Copyright troll Righthaven's epic blunder: a lawsuit targeting Ars - timwiseman
http://arstechnica.com/tech-policy/news/2011/03/copyright-troll-righthavens-epic-blunder-a-lawsuit-targeting-ars.ars

======
ChuckMcM
Sometimes I find the copyright follies amusing, sometimes not. Its important
to understand that when an organism is dying it has no compunctions about
killing nearby organisms if, for some reason, it feels that its actions my
lead to it not dying. Sort of like when a person loses their balance on a
balcony, and in their panic grabs the person next to them and they both get
pulled over and fall to an untimely end.

As I am fond of telling people, the _news_ business is alive and vital and
healthy, the news _paper_ business is dying like cold blooded reptile in an
ice age. Why the discrepancy?

News is, at its heart, and information business. Data is collected, it's
analyzed and digested, then presented as editorial for consumption. You can
think of this as a value chain where raw data costs _$x_ to acquire, people
(or algorithms in some cases) cost _$y_ to convert that data into news, and it
costs _$z_ to reproduce and distribute that news to consumers. Consumers pay
for the information either directly (via subscription) or indirectly (by
tolerating being marketed to) or doubly indirectly (by giving up demographic
data which will be later used to market to them). Sometimes its a combination
of all three.

Take the revenue (ads and demographics have to be converted to $ first but
they all convert) per reader, multiply by the number of readers, subtract off
the cost and voila, your gross margin. Lop off of that what you will for
recurring costs and presto you're a news business.
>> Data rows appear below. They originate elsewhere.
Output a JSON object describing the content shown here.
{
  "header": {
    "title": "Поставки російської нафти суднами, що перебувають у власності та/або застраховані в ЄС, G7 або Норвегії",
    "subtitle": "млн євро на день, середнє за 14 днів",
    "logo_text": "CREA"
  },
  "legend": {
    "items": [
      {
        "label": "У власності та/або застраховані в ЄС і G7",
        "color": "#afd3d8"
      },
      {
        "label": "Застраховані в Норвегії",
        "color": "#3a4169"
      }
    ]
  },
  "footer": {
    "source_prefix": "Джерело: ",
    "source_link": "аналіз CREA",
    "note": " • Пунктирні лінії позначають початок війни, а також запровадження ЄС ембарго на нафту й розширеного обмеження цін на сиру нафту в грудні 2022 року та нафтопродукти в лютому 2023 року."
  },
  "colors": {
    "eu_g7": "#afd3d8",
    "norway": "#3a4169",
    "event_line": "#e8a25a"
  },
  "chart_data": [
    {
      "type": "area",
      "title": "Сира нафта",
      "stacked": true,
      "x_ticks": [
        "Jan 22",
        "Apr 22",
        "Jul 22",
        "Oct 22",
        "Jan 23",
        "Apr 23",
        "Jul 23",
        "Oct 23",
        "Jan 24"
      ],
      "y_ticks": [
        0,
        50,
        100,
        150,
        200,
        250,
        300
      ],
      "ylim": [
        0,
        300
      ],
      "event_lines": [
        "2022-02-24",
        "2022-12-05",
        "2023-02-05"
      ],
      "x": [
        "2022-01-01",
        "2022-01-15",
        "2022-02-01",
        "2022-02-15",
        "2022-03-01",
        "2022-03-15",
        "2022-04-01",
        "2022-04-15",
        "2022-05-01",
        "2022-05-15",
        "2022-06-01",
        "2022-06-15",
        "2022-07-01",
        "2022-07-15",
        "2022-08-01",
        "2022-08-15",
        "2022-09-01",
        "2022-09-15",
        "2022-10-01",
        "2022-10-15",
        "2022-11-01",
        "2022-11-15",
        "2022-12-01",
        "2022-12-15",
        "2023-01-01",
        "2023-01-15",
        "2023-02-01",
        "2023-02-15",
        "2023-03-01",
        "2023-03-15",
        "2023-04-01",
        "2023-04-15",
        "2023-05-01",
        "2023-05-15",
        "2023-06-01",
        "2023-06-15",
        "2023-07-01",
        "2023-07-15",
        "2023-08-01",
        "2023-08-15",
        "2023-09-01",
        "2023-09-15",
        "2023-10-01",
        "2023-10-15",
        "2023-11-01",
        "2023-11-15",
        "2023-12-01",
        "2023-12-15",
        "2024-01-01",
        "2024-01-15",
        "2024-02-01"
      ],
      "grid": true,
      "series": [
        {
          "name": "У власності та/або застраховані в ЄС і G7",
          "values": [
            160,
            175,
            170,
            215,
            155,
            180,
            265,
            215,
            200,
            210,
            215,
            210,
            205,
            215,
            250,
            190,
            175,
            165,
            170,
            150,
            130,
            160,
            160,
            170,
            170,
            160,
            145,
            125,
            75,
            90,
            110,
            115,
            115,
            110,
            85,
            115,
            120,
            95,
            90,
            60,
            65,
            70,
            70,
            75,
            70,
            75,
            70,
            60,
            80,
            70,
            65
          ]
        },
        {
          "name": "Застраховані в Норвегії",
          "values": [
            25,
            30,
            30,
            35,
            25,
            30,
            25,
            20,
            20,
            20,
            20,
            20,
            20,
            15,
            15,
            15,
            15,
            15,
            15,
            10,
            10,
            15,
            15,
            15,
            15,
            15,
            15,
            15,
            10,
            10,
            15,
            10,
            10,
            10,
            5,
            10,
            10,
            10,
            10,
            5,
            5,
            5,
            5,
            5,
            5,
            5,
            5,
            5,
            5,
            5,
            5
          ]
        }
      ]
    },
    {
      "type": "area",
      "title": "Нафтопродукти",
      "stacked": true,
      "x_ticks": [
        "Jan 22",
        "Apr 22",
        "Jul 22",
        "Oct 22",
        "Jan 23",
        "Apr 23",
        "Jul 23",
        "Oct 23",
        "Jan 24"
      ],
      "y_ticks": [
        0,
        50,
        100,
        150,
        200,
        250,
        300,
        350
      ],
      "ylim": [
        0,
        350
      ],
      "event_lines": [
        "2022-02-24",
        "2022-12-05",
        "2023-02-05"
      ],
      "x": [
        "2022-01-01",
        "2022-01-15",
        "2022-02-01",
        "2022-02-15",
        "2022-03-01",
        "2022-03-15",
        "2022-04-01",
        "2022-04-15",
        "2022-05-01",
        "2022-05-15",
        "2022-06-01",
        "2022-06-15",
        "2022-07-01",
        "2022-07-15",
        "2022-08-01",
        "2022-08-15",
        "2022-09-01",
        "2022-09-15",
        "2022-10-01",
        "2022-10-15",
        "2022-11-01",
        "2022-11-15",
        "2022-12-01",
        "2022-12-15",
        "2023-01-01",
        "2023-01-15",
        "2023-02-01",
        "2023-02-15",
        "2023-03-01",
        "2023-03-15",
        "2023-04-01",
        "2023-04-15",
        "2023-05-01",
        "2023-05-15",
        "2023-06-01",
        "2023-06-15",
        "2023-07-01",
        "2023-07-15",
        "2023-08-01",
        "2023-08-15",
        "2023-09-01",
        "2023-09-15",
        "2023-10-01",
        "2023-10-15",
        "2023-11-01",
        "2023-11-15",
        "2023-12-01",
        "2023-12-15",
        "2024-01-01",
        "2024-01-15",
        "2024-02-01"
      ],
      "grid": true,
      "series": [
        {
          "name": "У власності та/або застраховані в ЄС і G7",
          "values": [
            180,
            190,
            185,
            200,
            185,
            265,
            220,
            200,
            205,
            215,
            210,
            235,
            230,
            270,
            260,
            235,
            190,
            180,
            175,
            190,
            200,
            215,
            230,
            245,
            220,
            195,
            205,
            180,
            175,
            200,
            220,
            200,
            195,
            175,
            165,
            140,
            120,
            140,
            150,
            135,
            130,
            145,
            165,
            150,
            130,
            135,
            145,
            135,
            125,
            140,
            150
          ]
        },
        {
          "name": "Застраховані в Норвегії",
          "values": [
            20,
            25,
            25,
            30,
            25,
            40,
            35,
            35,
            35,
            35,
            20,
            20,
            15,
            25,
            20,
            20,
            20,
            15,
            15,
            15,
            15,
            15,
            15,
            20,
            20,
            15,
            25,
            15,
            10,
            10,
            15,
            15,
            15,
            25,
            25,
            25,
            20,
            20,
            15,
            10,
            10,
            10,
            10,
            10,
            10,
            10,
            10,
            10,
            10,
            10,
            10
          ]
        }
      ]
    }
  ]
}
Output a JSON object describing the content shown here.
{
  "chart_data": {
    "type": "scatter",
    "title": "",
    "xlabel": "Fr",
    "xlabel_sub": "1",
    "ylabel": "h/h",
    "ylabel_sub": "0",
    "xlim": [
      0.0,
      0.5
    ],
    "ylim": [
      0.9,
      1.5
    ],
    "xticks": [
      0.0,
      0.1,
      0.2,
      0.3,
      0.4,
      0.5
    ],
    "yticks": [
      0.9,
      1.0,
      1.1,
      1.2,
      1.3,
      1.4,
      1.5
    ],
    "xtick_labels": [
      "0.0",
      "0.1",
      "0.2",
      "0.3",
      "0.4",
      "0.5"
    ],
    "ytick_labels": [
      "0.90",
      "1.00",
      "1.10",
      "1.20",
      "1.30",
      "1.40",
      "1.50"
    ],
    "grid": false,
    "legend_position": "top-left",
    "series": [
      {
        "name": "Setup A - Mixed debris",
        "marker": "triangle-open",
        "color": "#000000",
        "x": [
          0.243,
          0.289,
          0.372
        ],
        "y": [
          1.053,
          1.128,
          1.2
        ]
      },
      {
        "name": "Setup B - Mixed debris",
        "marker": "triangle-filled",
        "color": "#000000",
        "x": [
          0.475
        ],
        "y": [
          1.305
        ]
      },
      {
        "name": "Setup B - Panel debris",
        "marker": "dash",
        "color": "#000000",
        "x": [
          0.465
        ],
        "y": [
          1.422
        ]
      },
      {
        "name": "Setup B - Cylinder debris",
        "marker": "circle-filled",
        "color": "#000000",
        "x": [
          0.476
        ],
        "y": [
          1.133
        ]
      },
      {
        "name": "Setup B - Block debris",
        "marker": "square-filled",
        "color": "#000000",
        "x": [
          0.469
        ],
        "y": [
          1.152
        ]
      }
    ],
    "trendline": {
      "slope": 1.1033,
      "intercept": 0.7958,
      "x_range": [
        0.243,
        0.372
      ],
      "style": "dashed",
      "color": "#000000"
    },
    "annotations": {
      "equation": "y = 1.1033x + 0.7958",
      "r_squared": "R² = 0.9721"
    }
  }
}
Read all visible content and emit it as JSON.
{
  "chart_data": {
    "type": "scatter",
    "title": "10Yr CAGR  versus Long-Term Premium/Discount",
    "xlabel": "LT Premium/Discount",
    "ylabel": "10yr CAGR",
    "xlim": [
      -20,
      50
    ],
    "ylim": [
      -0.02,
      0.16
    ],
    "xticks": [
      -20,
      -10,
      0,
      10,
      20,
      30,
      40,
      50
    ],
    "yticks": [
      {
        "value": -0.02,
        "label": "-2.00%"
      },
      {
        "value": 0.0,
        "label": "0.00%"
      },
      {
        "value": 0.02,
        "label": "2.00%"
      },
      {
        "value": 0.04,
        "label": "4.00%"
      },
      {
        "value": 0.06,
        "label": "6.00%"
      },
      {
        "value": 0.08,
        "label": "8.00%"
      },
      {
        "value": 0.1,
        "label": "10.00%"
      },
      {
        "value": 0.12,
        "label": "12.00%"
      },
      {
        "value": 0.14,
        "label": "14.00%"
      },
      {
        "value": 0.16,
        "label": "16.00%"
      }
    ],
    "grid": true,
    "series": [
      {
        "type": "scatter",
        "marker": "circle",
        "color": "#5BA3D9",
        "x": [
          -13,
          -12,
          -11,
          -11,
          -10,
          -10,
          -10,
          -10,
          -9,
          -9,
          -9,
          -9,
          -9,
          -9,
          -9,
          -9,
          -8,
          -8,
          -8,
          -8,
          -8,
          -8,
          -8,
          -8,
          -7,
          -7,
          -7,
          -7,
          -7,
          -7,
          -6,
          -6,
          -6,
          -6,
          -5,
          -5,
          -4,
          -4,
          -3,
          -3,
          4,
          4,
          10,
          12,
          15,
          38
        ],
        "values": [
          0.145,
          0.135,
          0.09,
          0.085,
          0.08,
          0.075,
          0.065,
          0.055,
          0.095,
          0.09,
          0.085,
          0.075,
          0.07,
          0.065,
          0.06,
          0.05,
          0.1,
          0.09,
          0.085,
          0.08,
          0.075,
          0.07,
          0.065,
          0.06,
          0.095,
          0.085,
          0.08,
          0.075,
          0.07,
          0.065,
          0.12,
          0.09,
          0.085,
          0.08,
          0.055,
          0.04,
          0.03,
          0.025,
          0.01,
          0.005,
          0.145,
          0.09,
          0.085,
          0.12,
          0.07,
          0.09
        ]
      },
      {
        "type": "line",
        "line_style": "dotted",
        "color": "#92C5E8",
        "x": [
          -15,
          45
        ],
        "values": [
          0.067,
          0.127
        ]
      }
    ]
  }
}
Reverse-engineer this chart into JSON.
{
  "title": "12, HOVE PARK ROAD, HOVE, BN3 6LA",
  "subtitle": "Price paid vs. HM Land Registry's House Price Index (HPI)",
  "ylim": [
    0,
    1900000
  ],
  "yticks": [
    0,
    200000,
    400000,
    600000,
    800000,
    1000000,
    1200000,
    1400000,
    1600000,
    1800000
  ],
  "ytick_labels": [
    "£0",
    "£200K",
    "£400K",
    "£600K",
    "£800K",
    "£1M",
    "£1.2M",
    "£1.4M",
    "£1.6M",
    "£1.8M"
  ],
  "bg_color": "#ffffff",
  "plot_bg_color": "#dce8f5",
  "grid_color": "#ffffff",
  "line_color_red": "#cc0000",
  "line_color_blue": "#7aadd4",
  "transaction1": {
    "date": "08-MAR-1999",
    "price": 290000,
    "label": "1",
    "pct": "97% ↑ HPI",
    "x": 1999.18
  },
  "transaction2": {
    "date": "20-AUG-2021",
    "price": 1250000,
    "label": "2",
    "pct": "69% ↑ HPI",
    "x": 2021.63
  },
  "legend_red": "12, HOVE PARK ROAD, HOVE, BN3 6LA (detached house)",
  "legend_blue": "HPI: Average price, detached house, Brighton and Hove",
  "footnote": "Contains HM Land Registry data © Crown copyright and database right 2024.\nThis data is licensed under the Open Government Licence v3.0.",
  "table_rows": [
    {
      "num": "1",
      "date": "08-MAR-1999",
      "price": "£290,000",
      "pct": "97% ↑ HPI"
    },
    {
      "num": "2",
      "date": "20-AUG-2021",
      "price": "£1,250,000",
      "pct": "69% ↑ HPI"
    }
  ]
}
If the remaining margin is
greater than 0 your a profitable news business, if its less than 0 you are a
dying news business. Newspapers are generally lumped into the latter category.

Newspapers are carrying a lot of costs they don't need to carry (printing,
newsprint, delivery services). There was a perceptive write up about how the
New York times would save money if it sent everyone a Kindle and just stopped
printing the paper [1]. In fact it could send all of its subscribers a free
Kindle, cut the cost of a subscription, and make more per issue than they
currently make. Its not a question of 'making it up in volume' its about 'the
cost of goods has just dropped 42%.'

Papers are an old old institution. As institutions they don't accept wholesale
change to their business model (even if it means survival). They have both a
strong cash base generally and political base. So rather than move past the
Asteroid strike/Ice Age and join the Web 2.0 mammals on the other side, they
are flailing away in their newsprint and india ink tar pits. People walking by
the tar pits have to watch out for them grabbing them in an effort to keep
from dying, to bad they are already dead.

[1] [http://www.businessinsider.com/2009/1/printing-the-nyt-
costs...](http://www.businessinsider.com/2009/1/printing-the-nyt-costs-twice-
as-much-as-sending-every-subscriber-a-free-kindle)